Some OPEC states are unhappy about theprices assigned to their crude oil but this should not pose
great problems when the group reviews its six-month-old price
and output pact in Vienna next week, oil analysts say.
    They said Nigeria, which holds the OPEC conference
presidency, and Qatar probably have the biggest grievances
about price differentials making some of their crudes
uncompetitive.
    There has also been speculation by Japanese traders that
OPEC might want to mark up prices of high-sulphur heavy crudes,
to correspond with greater demand and higher fuel oil prices.
    But most experts agree that a major overhaul of price
differentials is unlikely, so as to avoid giving the market
signals of a dent in OPEC's new unity.
    "All OPEC members can make a good case for changing
differentials," said one analyst with a major oil company. "But
at the end of the day, the attitude is going to be "leave well
alone' and little or nothing is likely to be altered."
    Iran, Libya and Saudi Arabia are among those who also saw
sales problems earlier this year, traders say.
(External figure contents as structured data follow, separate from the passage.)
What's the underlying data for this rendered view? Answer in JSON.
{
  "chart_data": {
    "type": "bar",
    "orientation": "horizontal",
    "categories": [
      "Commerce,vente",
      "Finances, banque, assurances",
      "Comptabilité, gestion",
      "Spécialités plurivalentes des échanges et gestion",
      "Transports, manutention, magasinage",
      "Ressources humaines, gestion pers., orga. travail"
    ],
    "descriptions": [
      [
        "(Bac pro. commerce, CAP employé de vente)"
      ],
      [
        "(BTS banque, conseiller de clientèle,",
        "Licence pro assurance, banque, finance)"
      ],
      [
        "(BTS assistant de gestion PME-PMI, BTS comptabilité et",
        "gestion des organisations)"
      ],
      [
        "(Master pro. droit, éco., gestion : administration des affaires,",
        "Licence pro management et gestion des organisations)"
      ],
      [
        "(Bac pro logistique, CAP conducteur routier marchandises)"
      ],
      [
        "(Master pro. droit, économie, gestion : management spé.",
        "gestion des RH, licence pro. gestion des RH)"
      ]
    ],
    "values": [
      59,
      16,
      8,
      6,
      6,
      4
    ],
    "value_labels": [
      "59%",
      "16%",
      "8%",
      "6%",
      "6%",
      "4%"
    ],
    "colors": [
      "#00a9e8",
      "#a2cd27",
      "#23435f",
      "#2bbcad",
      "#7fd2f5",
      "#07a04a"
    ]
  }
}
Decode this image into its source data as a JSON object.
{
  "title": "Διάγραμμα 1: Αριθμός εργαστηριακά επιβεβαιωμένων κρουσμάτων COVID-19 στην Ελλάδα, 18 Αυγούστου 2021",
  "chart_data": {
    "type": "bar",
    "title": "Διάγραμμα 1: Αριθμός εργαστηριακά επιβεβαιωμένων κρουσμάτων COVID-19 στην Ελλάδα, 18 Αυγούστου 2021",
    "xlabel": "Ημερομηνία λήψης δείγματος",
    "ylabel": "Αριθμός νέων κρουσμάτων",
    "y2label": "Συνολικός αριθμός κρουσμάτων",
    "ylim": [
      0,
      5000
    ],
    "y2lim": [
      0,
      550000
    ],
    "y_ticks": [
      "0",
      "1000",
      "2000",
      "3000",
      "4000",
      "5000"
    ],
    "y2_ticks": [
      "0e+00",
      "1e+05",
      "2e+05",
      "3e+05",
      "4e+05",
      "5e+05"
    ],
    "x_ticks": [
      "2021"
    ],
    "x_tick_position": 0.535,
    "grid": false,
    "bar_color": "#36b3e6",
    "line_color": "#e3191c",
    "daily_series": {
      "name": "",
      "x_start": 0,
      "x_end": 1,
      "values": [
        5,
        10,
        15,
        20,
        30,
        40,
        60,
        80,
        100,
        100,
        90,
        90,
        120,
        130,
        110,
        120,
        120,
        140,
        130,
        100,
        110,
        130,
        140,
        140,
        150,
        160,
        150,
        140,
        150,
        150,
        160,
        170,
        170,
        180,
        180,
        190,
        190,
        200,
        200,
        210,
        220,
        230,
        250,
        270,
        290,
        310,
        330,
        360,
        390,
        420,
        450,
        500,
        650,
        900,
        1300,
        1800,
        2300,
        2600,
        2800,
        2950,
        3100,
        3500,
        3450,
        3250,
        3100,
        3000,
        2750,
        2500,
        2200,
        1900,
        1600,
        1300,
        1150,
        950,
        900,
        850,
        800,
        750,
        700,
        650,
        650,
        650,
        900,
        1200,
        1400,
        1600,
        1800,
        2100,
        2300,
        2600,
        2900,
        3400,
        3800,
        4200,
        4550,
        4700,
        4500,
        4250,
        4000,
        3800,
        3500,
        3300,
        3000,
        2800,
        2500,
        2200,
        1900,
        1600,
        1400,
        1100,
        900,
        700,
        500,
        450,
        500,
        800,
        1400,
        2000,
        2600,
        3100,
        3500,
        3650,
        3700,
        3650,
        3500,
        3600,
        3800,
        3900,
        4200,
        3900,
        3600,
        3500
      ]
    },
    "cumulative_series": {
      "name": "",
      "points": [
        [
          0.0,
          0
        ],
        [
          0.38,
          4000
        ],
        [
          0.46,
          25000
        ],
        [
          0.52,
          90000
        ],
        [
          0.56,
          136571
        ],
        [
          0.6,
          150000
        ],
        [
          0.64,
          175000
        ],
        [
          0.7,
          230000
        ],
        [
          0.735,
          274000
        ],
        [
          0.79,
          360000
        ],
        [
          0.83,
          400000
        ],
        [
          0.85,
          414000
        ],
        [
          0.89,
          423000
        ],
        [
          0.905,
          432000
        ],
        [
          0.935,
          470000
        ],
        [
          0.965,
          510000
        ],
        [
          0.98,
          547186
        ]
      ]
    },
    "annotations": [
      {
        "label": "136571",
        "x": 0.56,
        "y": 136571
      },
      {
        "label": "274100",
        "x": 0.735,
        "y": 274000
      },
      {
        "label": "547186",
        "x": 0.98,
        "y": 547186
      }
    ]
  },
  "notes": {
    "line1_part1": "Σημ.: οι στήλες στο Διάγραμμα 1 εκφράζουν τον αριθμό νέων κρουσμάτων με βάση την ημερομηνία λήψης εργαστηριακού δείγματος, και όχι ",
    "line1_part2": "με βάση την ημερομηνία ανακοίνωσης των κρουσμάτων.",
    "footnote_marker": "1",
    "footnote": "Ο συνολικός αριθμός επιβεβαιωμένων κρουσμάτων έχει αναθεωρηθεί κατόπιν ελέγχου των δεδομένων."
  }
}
But diminished
customer resistance to fixed prices and, in some cases,
marketing incentives have helped their sales.
    Some producers can sell uncompetitively priced crudes by
means of discounts, processing deals or selling them alongside
better priced grades in a "package."
    Many OPEC crudes are seen to be reasonably priced, at least
for some part of the year. But many experts say OPEC should
change prices quarterly or monthly to match seasonal demand for
fuel oil-rich heavy crudes and gasoline-rich lighter grades. At
its last meeting in December, OPEC agreed to reintroduce fixed
prices from February 1 around an 18 dlr per barrel reference
point. Official prices had been effectively dropped in 1985
when members offered discounts to attract customers.
    OPEC also decided to limit first-half 1987 output to 15.8
mln bpd and proposed ceilings of 16.6 mln for the third quarter
and 18.3 mln for the fourth. Analysts expect it will now extend
or raise slightly the current ceiling for the coming months.
    Spot market and netback values for some crudes do not
mirror official prices, but OPEC will probably keep the 18 dlr
target and at most make minimal changes to differentials,
analysts say.
    The 18 dlr figure is based on a basket of six OPEC and one
non-OPEC crudes. OPEC assigned prices to its other key export
crudes, with a 2.65 dlr gap between the heaviest and lightest.
Extra heavy crudes were among those left out.
    Industry estimates vary on the proportion of OPEC oil
exports actually sold at official prices. Several experts say
only one-quarter to one-third of the total in fact sells at
official prices, with some of the rest included in processing
or barter deals or sold in the form of refined products.
    Problems with the new structure appeared earlier this year,
when some producers' output fell due to customer reluctance to
pay the new prices.
   Nigeria especially found its gasoline-rich Bonny Light crude
-- now OPEC's highest priced grade at 18.92 dlrs a barrel --
was uncompetitive on the spot market against Britain's Brent.
    In February and March, Nigeria's production shrank below
its 1.238 mln bpd OPEC quota. Spot prices have since revived,
due partly to seasonal demand for gasoline, and its output has
risen.
    Some experts feel Bonny Light is still overvalued and say
its price should be cut by between 50 cts to one dlr a barrel.
    But Mehdi Varzi, chief oil analyst with London's Kleinwort
Grieveson Securities, doubts Nigeria will actively push the
differentials question in Vienna.
    "It would not look good for OPEC unity if Nigeria, which
holds the presidency, raised the issue," he said.